Moksifloksasin, birlikte alındığında teofilinin serum seviyelerini artırabilir. Fluoksetin ve paroksetin gibi seçici serotonin geri alım inhibitörleri (SSRI’ler) ile eş zamanlı olarak kullanıldığında SSS uyarılması ve nöbet riskinin arttığını öne sürmektedir. Depresyon ve anksiyeteyi tedavi etmek için kullanılan bir ilaç olan duloksetin ile moksifloksasin birlikte kullanıldığında serotonin sendromu riskini artırabileceğinden, bu ilaçlar birlikte alındığında dikkatli izleme gereklidir. Ayrıca, insülin veya oral hipoglisemik ajanlarla alındığında, moksifloksasin kan şekeri seviyelerini etkileyebilir ve potansiyel olarak hipo- veya hiperglisemiye yol açabilir. Bu nedenle, düzenli kan şekeri izleme ve doz ayarlamaları gerekli olabilir. Moksifloksasin aşırı dozuna karşı spesifik bir panzehir bulunmamaktadır.

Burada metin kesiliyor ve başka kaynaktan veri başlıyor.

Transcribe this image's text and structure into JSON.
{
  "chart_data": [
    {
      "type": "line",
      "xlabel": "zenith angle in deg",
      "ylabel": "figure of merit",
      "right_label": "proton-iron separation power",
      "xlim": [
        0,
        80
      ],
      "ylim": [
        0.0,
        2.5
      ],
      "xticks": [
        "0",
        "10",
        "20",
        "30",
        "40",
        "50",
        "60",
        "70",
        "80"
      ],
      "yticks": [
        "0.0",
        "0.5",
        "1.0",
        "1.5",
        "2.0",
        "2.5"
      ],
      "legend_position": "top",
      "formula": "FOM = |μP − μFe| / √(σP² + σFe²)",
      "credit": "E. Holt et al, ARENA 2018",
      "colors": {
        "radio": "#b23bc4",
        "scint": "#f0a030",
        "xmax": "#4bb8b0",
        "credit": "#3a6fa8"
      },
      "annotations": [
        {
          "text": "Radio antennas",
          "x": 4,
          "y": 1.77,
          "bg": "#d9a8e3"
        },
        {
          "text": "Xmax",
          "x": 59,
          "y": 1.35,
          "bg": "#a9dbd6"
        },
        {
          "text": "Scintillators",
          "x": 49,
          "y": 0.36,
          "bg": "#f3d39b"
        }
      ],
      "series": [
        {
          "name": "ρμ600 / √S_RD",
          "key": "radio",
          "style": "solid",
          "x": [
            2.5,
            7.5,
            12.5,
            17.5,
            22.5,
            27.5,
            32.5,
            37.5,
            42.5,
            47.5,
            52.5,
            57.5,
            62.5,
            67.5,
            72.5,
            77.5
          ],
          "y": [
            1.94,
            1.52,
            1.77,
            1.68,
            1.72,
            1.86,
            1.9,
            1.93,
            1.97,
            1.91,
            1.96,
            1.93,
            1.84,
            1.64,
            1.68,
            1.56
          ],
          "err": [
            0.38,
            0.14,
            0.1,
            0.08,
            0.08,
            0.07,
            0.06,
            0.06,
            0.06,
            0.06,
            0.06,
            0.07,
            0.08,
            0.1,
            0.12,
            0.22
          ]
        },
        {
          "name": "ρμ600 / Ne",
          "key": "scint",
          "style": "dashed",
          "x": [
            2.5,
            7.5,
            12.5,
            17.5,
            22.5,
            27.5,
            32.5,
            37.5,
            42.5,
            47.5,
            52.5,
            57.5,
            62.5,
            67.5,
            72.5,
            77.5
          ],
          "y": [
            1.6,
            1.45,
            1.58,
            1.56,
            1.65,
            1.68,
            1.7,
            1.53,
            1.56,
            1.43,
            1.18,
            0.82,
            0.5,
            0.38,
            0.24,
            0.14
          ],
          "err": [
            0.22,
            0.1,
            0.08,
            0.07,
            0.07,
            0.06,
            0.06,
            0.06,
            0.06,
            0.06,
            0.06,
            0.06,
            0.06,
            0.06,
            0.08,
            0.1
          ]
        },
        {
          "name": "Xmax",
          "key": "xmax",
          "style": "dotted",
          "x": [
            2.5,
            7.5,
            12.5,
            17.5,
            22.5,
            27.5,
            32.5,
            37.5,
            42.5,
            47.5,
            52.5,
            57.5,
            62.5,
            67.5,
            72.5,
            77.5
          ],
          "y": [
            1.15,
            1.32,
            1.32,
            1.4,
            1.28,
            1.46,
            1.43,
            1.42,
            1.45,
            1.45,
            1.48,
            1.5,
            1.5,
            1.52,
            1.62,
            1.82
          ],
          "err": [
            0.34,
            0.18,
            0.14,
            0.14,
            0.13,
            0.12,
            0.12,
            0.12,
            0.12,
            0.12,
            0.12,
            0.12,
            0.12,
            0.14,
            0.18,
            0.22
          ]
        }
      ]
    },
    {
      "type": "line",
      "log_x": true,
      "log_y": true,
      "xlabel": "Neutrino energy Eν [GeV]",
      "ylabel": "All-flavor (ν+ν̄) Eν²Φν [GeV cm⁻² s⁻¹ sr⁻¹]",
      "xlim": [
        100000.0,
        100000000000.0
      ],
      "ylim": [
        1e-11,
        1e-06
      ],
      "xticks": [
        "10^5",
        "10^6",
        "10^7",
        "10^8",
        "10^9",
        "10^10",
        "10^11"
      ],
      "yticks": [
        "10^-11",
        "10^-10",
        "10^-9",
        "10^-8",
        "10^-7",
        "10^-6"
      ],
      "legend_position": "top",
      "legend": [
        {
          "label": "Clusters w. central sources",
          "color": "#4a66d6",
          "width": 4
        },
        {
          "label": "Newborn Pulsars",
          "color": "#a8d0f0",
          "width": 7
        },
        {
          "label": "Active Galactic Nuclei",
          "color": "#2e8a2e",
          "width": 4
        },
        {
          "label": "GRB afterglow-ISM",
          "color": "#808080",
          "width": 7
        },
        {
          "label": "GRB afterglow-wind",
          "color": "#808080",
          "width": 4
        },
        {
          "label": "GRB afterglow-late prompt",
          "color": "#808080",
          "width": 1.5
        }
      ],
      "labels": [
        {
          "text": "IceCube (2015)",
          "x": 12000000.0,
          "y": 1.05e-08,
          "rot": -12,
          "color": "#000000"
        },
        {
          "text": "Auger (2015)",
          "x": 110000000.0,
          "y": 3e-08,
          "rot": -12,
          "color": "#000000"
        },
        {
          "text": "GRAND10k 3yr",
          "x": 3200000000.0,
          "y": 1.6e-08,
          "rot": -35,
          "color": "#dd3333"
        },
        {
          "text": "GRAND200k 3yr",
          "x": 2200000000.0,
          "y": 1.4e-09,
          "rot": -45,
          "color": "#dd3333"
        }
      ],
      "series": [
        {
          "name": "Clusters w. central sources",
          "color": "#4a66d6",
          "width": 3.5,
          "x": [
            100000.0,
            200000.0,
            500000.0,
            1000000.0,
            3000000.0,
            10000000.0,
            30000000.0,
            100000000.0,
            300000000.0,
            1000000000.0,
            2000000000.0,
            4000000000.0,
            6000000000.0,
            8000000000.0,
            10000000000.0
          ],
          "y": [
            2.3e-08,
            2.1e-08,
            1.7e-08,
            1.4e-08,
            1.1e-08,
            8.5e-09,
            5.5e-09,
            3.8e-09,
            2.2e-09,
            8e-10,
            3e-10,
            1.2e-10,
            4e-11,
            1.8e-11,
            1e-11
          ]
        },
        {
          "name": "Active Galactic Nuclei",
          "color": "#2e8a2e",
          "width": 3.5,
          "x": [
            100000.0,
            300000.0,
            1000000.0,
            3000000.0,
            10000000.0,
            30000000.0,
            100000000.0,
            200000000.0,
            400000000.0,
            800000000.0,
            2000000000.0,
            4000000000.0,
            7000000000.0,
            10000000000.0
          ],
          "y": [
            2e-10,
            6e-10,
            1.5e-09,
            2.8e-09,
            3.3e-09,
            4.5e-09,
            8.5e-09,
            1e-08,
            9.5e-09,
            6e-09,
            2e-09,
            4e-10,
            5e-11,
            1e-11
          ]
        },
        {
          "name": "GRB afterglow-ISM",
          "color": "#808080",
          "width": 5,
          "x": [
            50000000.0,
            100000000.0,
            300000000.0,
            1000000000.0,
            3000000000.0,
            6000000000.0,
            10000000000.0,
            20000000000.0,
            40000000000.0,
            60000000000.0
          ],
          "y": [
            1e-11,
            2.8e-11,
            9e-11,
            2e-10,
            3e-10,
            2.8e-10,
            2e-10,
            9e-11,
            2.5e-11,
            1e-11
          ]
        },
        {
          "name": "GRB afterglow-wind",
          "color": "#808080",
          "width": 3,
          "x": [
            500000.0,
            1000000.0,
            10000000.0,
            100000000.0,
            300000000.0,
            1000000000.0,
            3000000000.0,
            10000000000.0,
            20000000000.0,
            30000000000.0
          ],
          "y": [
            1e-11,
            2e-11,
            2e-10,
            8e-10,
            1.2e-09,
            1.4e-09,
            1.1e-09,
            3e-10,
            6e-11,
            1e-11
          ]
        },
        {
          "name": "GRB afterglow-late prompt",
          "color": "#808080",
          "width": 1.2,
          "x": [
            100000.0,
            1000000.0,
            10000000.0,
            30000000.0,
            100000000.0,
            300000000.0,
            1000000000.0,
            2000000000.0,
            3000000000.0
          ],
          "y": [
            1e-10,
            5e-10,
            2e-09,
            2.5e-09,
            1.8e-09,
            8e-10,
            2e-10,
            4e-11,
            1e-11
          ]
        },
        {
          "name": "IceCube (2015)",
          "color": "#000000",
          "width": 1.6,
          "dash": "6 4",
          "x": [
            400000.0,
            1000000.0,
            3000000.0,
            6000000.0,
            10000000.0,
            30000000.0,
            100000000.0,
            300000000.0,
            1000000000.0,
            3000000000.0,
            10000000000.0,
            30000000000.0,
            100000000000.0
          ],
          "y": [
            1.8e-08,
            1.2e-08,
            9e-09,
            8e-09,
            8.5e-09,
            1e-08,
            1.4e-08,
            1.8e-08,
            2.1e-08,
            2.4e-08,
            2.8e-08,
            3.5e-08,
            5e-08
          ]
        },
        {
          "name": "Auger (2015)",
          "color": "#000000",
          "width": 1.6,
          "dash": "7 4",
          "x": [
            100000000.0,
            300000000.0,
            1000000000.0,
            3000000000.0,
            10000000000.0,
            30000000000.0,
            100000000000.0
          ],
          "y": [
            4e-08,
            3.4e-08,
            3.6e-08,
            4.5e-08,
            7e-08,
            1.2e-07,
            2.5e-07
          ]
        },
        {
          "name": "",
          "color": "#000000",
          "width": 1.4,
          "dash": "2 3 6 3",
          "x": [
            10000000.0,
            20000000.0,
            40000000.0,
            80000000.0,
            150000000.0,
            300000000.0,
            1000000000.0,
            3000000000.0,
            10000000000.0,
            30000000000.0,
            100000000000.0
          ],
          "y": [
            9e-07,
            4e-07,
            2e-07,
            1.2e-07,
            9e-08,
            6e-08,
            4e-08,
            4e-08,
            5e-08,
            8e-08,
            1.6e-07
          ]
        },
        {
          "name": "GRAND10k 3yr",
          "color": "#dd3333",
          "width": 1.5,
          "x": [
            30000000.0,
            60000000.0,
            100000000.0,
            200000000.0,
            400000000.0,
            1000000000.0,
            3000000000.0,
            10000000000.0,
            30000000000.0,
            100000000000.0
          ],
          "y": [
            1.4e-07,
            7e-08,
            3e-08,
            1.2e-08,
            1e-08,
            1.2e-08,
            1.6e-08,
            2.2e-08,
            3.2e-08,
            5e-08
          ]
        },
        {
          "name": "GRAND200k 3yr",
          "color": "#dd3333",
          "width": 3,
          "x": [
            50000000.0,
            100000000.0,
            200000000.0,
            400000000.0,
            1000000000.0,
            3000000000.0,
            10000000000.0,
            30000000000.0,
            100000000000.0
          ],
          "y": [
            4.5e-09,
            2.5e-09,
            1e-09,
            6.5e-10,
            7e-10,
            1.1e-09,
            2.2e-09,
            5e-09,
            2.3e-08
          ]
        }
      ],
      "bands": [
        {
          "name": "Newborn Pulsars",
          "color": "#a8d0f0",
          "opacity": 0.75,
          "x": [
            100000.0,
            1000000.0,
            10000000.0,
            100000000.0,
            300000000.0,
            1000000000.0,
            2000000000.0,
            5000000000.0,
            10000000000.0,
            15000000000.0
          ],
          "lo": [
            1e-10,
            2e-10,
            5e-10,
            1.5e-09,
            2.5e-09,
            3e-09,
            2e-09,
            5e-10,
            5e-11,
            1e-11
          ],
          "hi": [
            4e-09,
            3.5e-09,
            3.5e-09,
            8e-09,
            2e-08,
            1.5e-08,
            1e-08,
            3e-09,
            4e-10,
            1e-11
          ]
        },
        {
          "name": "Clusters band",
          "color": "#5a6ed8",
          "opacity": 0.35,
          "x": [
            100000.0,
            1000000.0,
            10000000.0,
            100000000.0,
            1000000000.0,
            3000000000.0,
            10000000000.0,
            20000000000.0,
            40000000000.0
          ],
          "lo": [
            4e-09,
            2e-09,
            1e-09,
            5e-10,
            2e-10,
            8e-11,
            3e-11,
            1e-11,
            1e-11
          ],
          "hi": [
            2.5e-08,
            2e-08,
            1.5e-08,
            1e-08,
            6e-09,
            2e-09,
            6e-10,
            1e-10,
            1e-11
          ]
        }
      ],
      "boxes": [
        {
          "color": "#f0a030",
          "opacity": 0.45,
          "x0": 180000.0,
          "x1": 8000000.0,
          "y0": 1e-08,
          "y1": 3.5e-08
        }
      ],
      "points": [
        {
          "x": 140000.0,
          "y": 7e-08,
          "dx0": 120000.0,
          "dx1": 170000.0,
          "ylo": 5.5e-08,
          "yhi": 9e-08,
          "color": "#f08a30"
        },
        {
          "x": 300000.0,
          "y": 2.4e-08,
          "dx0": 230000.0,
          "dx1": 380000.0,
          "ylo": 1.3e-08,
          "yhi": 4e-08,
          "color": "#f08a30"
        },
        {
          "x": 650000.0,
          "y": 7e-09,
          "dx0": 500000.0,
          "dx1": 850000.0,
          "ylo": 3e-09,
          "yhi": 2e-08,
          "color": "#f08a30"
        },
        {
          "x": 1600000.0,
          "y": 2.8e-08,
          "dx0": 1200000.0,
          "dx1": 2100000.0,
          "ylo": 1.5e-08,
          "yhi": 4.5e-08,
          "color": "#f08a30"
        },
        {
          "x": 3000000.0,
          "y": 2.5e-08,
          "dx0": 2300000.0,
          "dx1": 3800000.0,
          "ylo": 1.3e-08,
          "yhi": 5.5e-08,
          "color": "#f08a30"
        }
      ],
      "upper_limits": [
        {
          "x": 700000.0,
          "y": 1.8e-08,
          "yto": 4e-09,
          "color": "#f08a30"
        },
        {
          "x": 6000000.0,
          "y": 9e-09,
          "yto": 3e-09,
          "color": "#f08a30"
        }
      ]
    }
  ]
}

Doktorlar, hemşireler, eczacılar ve diğer sağlık çalışanları dahil olmak üzere sağlık ekipleri arasındaki iş birliği, moksifloksasin alan hastaların durumlarını etkili bir şekilde yönetmek için esastır. Hemşireler hastalığın ilerlemesini sorunsuz bir şekilde izlemeli ve belgelemelidir, eczacılar ise ilaçla ilgili soruları yanıtlamak için hazır bulunmalıdır. Örneğin, solunum yolu enfeksiyonu olan bir hastaya moksifloksasin reçete edildiğinde, sağlık ekibi hastanın akciğer fonksiyonunu değerlendirmek, tendinit gibi olası yan etkileri izlemek ve tedavi planını gerektiği gibi ayarlamak için iş birliği yapılmalıdır.
Kaynaklar
Balfour JA, Wiseman LR. (1999). Moxifloxacin. Drugs, 57(3), 363–374. https://doi.org/10.2165/00003495-199957030-00007
Humma ZE, Patel P. Moxifloxacin. In: StatPearls. Treasure Island (FL): StatPearls Publishing; January 11, 2024.